How much did “extra” liquidity matter for the rally in equities from the October lows? And how far does the liquidity explanation go towards explaining the ongoing resilience of stocks in the face of an ostensibly onerous rates backdrop?
Those questions continue to be topical amid a vexingly sturdy stock market which, notwithstanding February’s stumble, appears mostly unconcerned or, if that’s not quite the right adjective, we can say “inattentive.”
If you ask JPMorgan, simply looking at global M2 isn’t sufficient. That measures gross money supply, not “excess” money. To estimate the latter, you need to know something about demand.
Fortunately, the bank’s Nikolaos Panigirtzoglou has a model for that. His framework looks at money demand as a function a “transaction motive” (demand as it relates to nominal incomes or GDP), a “portfolio motive” (demand as it relates to cash as a competing asset class) and a “precautionary motive” (demand as it relates to uncertainty).

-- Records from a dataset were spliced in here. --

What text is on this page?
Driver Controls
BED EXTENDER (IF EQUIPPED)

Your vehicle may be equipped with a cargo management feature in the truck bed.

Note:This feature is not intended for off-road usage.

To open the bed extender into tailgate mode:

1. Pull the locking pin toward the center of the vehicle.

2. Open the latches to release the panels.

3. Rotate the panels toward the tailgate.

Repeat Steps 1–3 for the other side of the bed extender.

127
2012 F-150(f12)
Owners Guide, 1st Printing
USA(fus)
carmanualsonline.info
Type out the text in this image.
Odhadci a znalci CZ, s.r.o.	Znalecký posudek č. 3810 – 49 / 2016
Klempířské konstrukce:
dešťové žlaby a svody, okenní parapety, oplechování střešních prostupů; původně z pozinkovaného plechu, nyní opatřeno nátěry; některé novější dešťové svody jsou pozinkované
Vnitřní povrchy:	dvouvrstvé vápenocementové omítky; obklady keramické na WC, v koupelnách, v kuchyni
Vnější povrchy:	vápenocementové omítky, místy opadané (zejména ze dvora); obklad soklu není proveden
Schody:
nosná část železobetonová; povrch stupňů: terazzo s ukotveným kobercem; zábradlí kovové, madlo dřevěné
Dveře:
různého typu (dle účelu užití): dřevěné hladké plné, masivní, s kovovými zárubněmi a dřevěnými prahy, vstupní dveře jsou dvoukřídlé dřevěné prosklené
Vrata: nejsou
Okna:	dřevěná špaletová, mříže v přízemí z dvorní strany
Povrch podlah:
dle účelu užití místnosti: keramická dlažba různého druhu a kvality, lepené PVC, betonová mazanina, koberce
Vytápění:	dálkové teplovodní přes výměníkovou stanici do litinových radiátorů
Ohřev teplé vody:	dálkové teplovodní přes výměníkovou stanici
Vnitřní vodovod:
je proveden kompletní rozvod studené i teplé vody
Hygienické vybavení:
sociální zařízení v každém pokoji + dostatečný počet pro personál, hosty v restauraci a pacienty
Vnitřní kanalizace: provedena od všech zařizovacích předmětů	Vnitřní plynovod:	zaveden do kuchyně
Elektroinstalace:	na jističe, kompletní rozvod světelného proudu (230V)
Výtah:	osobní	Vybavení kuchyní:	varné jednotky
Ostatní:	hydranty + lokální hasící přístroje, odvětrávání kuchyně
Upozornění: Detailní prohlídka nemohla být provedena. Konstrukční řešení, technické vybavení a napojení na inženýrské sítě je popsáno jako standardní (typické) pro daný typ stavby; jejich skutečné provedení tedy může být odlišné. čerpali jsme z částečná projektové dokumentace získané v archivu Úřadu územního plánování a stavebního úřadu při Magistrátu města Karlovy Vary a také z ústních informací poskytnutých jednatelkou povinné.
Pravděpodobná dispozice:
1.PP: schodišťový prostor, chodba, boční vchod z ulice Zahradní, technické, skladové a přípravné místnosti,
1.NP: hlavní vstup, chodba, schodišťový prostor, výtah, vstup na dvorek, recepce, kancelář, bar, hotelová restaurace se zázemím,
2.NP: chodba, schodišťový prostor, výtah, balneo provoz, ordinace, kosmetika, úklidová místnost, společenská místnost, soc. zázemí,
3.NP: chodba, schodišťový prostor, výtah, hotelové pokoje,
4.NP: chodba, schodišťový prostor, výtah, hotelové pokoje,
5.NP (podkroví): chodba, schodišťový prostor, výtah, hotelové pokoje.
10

Without delving into the specifics (which you don’t need), the figures above tell the story, particularly the right-most line chart.
JPMorgan’s model which, again, “estimates money demand as a function of the three motives” mentioned above, “suggests that the gap between actual money supply (global M2) and the model-driven medium-term money demand target remains very large,” as Panigirtzoglou put it.
The implication is straightforward. “This model suggests that excess cash balances or liquidity relative to what money demand drivers would justify remains considerable, which has likely contributed to the resilience of risky assets in the face of significant tightening in policy rates,” Panigirtzoglou said, on the way to cautioning that “as the pace of liquidity withdrawal picks up with the ECB joining the Fed and BoE in running down its bond holdings, and as more than €700 billion of TLTROs outstanding mature this year, there could be some pressure on excess cash balances.”


If I read this right, something has to mop up some $15Tril in excess cash to keep consumption, etc. down. Wow!
Yeah, I’m not sure how literally to take this. Nikos uses what he affectionately calls “holistic” frameworks, which means he usually casts a pretty wide net. That’s definitely a good thing for folks like myself who like aggregates and a 30,000-foot view, but I don’t think it’s necessarily as germane from any “tactical” perspective, if you will.